O padre Jaime Marques faleceu no dia 6 de janeiro, aos 92 anos, após uma vida missionária muito rica, passada por diversos pontos de Portugal, Itália e Moçambique. Tinha 71 anos de profissão religiosa, e 66 anos de sacerdócio
Por Bernard Obiero *
Caro Jaime, “é grande nos céus a tua recompensa!”
O nosso Jaime está feliz porque ele progrediu no caminho de Deus, sobretudo no serviço aos irmãos. Nasceu em Santa Catarina da Serra, Leiria, no dia 25 de janeiro de 1931. Era o filho mais novo de uma família numerosa (eram doze filhos). Em 1944, ingressou no seminário do Instituto Missionários da Consolata, em Fátima.
Vida Apostólica
O Jaime tem uma história de vida apostólica missionária longa e riquíssima. E por isso, vamos ouvi-lo. É ele que vai contar-nos a sua própria história. Numa entrevista feita ao padre Jaime, em 2016, em Fátima. Ele contou:
“Em 1944, apareceu-nos o padre João De Marchi, que tinha chegado há pouco tempo a Portugal. Andava à procura de jovens para entrarem no seminário que iria fundar. Nessa fase, ainda não tinha nada de concreto. Eu estava na oração da tarde, na minha igreja paroquial, e quando vi o padre De Marchi, veio-me espontaneamente a vontade de dizer: ‘Eu vou consigo!’ Não sabia quem ele era. Ninguém por lá tinha ouvido falar da Consolata, nem tinha ideia do que era isso. A minha decisão correspondeu um pouco a uma aventura, mas de um tipo que se revelou providencial. Na realidade, eu queria ser sacerdote missionário, médico ou advogado. As minhas aspirações para o futuro andavam por aí: qualquer uma dessas três opções me agradava… A visita do missionário italiano fez-me tomar a iniciativa e dizer ‘Sim’.

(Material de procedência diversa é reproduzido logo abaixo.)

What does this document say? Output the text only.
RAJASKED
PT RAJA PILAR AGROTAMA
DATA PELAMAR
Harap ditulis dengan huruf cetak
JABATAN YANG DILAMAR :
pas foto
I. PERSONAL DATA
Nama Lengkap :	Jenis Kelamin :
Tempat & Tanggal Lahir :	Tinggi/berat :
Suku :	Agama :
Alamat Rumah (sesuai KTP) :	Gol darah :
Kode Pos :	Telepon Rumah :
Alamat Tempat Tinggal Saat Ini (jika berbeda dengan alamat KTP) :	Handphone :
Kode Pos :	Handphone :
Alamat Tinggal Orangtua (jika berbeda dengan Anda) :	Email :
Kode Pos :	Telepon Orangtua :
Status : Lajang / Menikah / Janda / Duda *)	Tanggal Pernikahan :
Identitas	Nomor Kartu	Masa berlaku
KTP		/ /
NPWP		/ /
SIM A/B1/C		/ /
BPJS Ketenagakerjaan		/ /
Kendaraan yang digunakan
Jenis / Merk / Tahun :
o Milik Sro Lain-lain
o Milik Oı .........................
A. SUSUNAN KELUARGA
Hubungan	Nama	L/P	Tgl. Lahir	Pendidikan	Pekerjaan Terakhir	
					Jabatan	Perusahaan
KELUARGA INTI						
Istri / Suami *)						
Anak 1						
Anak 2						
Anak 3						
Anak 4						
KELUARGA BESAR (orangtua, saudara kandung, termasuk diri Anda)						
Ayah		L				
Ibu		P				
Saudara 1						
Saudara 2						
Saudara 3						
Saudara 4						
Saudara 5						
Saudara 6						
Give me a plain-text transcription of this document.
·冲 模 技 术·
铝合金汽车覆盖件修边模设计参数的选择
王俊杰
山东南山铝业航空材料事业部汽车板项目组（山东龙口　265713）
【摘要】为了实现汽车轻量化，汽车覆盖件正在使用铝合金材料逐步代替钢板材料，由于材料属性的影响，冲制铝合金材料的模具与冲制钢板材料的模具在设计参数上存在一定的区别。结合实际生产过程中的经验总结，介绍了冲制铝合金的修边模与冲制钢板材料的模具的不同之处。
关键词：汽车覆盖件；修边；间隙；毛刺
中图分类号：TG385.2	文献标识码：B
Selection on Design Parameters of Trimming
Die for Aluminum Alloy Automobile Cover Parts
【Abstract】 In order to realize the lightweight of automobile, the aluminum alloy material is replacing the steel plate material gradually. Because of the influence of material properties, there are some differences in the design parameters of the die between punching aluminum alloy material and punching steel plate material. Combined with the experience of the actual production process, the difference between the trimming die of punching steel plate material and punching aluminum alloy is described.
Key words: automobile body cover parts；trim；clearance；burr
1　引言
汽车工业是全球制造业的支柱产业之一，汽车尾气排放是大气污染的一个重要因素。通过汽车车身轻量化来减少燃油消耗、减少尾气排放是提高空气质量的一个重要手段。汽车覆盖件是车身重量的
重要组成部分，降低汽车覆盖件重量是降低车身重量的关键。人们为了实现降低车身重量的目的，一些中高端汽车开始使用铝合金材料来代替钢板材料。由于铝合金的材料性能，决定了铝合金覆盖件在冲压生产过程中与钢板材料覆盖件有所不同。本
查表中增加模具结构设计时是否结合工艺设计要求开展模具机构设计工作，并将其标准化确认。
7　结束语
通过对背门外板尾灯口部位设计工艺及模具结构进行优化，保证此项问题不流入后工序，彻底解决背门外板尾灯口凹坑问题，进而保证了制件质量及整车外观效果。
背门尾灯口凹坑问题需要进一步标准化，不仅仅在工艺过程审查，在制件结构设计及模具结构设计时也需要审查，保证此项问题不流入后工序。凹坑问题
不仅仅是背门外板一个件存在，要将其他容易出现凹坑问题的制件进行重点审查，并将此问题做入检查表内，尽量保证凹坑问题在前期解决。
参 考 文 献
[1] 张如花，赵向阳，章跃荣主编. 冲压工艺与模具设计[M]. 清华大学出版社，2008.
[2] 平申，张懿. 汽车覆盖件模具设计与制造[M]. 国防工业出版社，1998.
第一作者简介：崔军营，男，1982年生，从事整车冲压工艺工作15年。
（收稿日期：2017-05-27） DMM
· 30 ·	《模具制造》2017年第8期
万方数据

Isto ocorreu entre maio e junho de 1944, e logo a seguir, em setembro, entrámos no seminário, em Fátima, com mais dez adolescentes. Dois deles, o Manuel Carreira e o Francisco Marques, eram já jovens adultos, que quase podiam ser nossos pais! Nós, os restantes, éramos oito garotos, todos mais ou menos da mesma idade”. Acrescenta o Jaime: “Portanto, começámos assim, e a minha entrada para a Consolata ocorreu e não sabia o que era o Instituto. Mas encontrávamo-nos muito bem. O nosso grupo sentiu-se totalmente unido e a prova é que fomos sempre felizes desde o princípio!”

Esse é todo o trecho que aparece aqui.